As for Fuentes, like Trump, being a fan doesn’t mean believing or even paying close attention to everything he says. Conservative author Rod Dreher recently published a piece about the major Groyper divide currently permeating the MAGA coalition, writing that “30 to 40 percent” of young conservative staffers like him but won’t blindly adopt his policies. “Not every DC Zoomercon who identifies with Fuentes agrees with everything he says or how he says it,” he wrote. “What they like most is his anger and his willingness to violate taboos. I asked one particularly astute Zoomer what the Groypers actually wanted (i.e. their demands). He said, ‘They don’t have any. They just want to tear everything down.'”

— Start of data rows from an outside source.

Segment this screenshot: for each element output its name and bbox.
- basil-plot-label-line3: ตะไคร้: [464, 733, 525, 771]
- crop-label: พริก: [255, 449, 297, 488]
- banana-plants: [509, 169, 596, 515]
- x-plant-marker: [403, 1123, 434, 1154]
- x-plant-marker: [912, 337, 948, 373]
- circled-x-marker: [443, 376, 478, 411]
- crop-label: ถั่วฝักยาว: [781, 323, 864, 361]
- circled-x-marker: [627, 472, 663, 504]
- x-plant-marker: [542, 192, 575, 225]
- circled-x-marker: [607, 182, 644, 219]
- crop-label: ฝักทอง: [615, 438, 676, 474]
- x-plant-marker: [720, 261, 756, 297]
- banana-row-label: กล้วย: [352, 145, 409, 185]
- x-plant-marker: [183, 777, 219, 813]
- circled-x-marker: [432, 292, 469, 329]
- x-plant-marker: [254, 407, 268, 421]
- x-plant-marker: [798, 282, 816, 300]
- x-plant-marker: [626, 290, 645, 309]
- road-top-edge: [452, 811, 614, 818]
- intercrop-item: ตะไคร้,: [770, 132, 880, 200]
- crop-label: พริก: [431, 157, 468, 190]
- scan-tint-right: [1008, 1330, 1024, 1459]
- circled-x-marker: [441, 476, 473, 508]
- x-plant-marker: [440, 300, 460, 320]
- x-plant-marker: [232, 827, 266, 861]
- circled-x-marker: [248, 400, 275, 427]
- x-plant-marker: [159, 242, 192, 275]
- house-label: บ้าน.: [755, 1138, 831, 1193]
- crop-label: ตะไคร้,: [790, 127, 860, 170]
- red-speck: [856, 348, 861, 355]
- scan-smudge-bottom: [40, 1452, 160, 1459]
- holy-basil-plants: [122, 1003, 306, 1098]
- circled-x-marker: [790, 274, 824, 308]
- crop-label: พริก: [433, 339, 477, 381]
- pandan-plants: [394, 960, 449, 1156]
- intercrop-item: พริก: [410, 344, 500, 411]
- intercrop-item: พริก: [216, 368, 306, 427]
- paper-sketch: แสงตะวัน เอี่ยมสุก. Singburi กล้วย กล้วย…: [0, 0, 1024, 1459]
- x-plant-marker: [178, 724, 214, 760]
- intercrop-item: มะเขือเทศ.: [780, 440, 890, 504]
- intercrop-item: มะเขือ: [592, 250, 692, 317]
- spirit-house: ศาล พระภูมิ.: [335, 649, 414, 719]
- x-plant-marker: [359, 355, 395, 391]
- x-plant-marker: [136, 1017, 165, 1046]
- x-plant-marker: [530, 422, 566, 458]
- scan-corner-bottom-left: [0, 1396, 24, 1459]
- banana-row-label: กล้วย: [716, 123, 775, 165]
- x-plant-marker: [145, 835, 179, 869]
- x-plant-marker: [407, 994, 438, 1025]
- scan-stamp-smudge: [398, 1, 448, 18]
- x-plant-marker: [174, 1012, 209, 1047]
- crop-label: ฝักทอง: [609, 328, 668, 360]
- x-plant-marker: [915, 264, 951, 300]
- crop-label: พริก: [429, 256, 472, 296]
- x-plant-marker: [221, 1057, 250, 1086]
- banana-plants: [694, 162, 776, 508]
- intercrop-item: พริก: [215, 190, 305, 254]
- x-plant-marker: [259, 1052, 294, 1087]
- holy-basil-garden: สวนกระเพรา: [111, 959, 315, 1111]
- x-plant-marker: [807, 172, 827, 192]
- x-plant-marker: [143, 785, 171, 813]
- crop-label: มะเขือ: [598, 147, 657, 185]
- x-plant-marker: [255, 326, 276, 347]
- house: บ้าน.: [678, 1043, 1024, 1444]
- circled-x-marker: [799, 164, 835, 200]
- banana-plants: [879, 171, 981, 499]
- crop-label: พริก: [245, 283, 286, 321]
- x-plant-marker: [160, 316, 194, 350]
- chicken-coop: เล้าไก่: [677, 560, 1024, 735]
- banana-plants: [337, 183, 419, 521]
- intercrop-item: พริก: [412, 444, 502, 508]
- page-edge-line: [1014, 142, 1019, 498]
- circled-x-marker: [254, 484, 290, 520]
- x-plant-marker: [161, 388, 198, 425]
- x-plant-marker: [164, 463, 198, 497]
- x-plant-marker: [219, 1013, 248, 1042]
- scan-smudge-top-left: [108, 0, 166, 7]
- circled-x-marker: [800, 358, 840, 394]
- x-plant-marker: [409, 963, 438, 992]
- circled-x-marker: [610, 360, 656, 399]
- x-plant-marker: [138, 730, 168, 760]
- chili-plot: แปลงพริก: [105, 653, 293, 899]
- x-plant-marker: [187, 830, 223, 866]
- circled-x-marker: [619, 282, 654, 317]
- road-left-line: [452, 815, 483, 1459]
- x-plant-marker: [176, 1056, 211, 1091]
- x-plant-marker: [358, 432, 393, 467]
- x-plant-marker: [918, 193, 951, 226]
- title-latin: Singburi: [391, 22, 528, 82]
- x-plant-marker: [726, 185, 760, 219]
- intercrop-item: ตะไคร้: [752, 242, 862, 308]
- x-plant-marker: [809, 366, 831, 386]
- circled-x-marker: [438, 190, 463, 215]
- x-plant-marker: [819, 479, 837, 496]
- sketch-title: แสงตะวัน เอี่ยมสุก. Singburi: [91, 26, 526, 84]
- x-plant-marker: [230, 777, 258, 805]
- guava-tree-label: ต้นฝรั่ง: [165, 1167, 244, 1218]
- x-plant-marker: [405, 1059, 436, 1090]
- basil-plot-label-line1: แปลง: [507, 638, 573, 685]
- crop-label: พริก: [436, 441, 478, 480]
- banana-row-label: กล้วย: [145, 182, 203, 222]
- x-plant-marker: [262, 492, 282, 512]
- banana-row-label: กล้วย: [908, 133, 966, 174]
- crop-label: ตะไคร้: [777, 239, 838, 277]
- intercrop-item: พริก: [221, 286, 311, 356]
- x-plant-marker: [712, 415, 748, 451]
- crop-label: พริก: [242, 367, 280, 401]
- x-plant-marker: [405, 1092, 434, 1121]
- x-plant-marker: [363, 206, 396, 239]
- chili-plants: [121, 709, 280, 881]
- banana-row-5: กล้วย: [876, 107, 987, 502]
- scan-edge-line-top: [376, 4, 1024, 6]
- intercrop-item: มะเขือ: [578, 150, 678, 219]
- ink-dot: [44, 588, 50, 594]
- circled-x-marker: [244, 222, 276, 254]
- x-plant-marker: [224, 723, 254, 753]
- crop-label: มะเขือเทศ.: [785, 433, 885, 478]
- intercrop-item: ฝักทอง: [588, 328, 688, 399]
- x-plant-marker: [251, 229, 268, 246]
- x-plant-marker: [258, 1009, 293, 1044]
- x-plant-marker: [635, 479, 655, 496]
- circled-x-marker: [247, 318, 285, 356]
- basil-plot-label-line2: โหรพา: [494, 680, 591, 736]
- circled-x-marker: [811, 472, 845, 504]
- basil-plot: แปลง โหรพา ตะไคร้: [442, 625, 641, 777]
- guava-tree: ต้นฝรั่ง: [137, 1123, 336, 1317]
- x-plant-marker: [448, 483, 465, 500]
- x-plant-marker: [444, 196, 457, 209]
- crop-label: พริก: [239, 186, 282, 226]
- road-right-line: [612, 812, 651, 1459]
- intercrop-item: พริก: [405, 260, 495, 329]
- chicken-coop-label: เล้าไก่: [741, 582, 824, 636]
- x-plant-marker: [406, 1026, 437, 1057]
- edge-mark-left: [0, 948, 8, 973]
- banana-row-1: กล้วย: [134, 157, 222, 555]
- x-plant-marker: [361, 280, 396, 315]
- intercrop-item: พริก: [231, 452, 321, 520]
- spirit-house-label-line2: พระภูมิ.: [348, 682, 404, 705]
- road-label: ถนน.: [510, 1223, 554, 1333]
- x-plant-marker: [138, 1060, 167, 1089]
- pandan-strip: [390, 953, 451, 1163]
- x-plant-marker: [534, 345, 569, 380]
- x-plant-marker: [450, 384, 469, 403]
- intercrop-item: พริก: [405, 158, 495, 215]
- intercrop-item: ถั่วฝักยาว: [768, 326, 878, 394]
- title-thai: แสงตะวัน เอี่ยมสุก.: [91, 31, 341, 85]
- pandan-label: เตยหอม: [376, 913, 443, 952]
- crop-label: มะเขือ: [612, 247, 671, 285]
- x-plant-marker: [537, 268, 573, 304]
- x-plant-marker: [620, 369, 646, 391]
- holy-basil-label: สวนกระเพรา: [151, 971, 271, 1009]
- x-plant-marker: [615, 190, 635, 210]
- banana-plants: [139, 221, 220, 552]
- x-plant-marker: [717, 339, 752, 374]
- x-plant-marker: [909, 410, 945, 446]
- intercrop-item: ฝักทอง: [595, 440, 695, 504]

“Social media rewards outrage and tribalism”

And so, while the Charlie Kirk memes flying around the web right now may not come directly from Groypers — Holt says it would be a stretch to attribute them to any specific political subgroup — they nonetheless reflect a major cultural victory for them.

“The Trump administration has relied heavily on social media sentiment as a barometer of public opinion,” Holt says. “Social media rewards outrage and tribalism, and it’s naive to think anyone can control that for any length of time. The government has lost control of the conversation – even within its own base – and any attempt to regain that control will backfire.”

As much as Fuentes has been a wedge issue for the Trump administration over the years, he is also the figure who has come closest to filling the void left by Kirk – and the memes seem to tell that exact story.

2018 email chain between Jeffrey Epstein and his brother Mark

In addition to Kirk, this month saw an even clearer example of how meme warfare can backfire: the emergence of memes showing Trump performing oral sex on former President Bill Clinton. The meme that flooded the internet after the emails were published is based on a newly released 2018 email chain between Jeffrey Epstein and his brother Mark, which claims there are images of Trump performing sexual acts on someone they call “Bubba” – a nickname often used for Clinton in the Epstein circle.

Mark Epstein has denied that “Bubba” is Clinton, and it is unclear how serious the original email was. Nevertheless, the memes spread rapidly and, like the Kirk images, were another piece of internet culture that the MAGA meme machine could neither adopt, reinterpret, nor subtly dogwhistle. Which is again a problem when people have spent years trying to brand conservatism as the “new punk rock,” as InfoWars contributor Paul Joseph Watson put it.

“I don’t think it’s real. It’s funny though.”

“I think a lot of these people realize that Trump is on the way out,” right-wing researcher and journalist Mike Rothschild tells Rolling Stone. “They realize that the clock is really ticking for Trump, and someone has to take the leadership of the movement.”

And the first step in taking over the movement is happening online – and is best seen in which memes are being shared and which are not. None of the major MAGA influencers have mentioned the viral rumor about Trump and Bubba. But Fuentes quickly addressed it on a livestream, laughing about it and telling his audience, “I don’t think that’s real. It’s funny, though.”

It’s a strong signal to angry young conservatives that MAGA now has standards and loyalties — and Fuentes doesn’t. MAGA no longer seems like an outsider movement when there is someone who positions themselves outside of it. Rothschild explains that Fuentes was once often ridiculed even within the right, but has become much more popular because he has found a space outside of MAGA from which he can more easily attack them.

This race to the bottom only goes one way

“Content only gets attention if it’s completely over the top and ridiculously crazy,” says Rothschild. “So in a sense we’re all racing towards using this kind of crudeness for our own political ambitions.”

And the only way to win this race is to give in to everything that flashes across the screens – no matter who it offends. Even your own fellow conservatives. And this race to the bottom only leads in one direction: a Republican Party that is swallowed up by a wing that is even more extreme, hateful and nihilistic. And the question, at least for ordinary voters, is how far right can Republicans go before the average citizen is repulsed by them – like every other offensive meme in their feed.